Mit Bescheid vom 14. Januar 1983 - zugestellt am 25. Februar 1983 - lehnte das Bundesamt für die Anerkennung ausländischer Flüchtlinge die Asylanträge der Kläger ab. Zur Begründung wurde ausgeführt: Es sei nicht ersichtlich, daß die Christen in der Türkei allgemein in asylerheblicher Weise verfolgt wären und daß darüber hinaus im vorliegenden Fall für die Ausreise aus der Türkei politische Verfolgung ursächlich gewesen sei oder daß bei einer Rückkehr mit asylerheblichen Verfolgungsmaßnahmen gerechnet werden müsse. Weder gebe es in der Türkei eine gezielte staatliche Verfolgung von Angehörigen der christlichen Minderheit, noch könne von einer generellen Duldung, Untätigkeit oder gar Unterstützung des türkischen Staats bei Übergriffen Dritter die Rede sein, wenngleich die türkische Regierung nicht in jedem Fall die Sicherheit des Einzelnen garantieren könne. Die Folgen der früheren desolaten innenpolitischen Zustände hätten im übrigen nicht nur die christlichen Minderheiten, sondern die türkische Bevölkerung in ihrer Gesamtheit getroffen. Das Vorbringen, in Istanbul religiöser Verfolgung Dritter ausgesetzt gewesen zu sein bzw. aus diesem Grund dorthin nicht zurückkehren zu können, überzeuge nicht. Insbesondere habe sich durch den Machtwechsel die Sicherheitslage grundlegend gebessert, und deshalb bestehe auch für vom Lande nach Istanbul ziehende Christen die Möglichkeit, sich dort einen Arbeits- und Sozialkreis zu schaffen. Gegen die geltend gemachten Bedrohungen bzw. Übergriffe von Privatpersonen sei der Schutz des türkischen Staats in Anspruch zu nehmen. Daß den Klägern gezielt staatlicher Schutz verweigert worden sei, hätten sie nicht glaubhaft gemacht. Nach dem vorliegenden Informationsmaterial sei im übrigen davon auszugehen, daß auch Christen bei Anrufung der Gerichte in der Türkei zu ihrem Recht gelangen könnten. Gegen die behauptete Verfolgungsfurcht und insbesondere die Intensität der geltend gemachten Gefährdungen spreche überdies, daß der Kläger zu 1) zunächst allein ausgereist sei und gerade die weniger Schutzfähigen zurückgelassen habe. Aus dem weiteren Sachvortrag der Kläger ergäben sich ebenfalls keine Gesichtspunkte, die zu einer Anerkennung führen könnten. Für die Kläger zu 3) und 4) seien eigene Asylgründe ohnehin nicht dargetan.

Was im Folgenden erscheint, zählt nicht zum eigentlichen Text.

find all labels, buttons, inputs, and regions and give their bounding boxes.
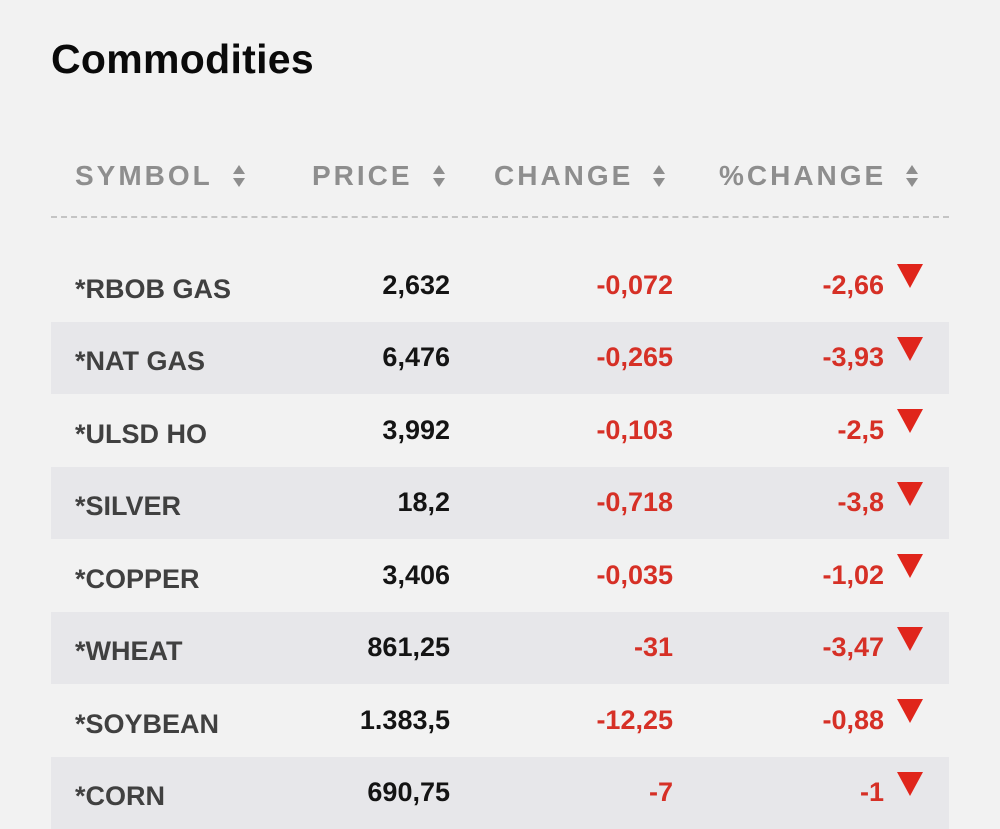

Mit Bescheiden vom 24. Februar 1983 forderte der Oberbürgermeister der Universitätsstadt G die Kläger zu 1) und 2) zur Ausreise auf und drohte ihnen für den Fall, daß sie nicht innerhalb eines Monats nach Eintritt der Unanfechtbarkeit dieser Bescheide und des Bescheids des Bundesamts für die Anerkennung ausländischer Flüchtlinge den Geltungsbereich des Ausländergesetzes verließen, die Abschiebung an.

Mit Schriftsatz vom 23. März 1983, der am selben Tage einging, erhoben die Kläger gegen den Bundesamtsbescheid und die Ausreiseaufforderungen Klage.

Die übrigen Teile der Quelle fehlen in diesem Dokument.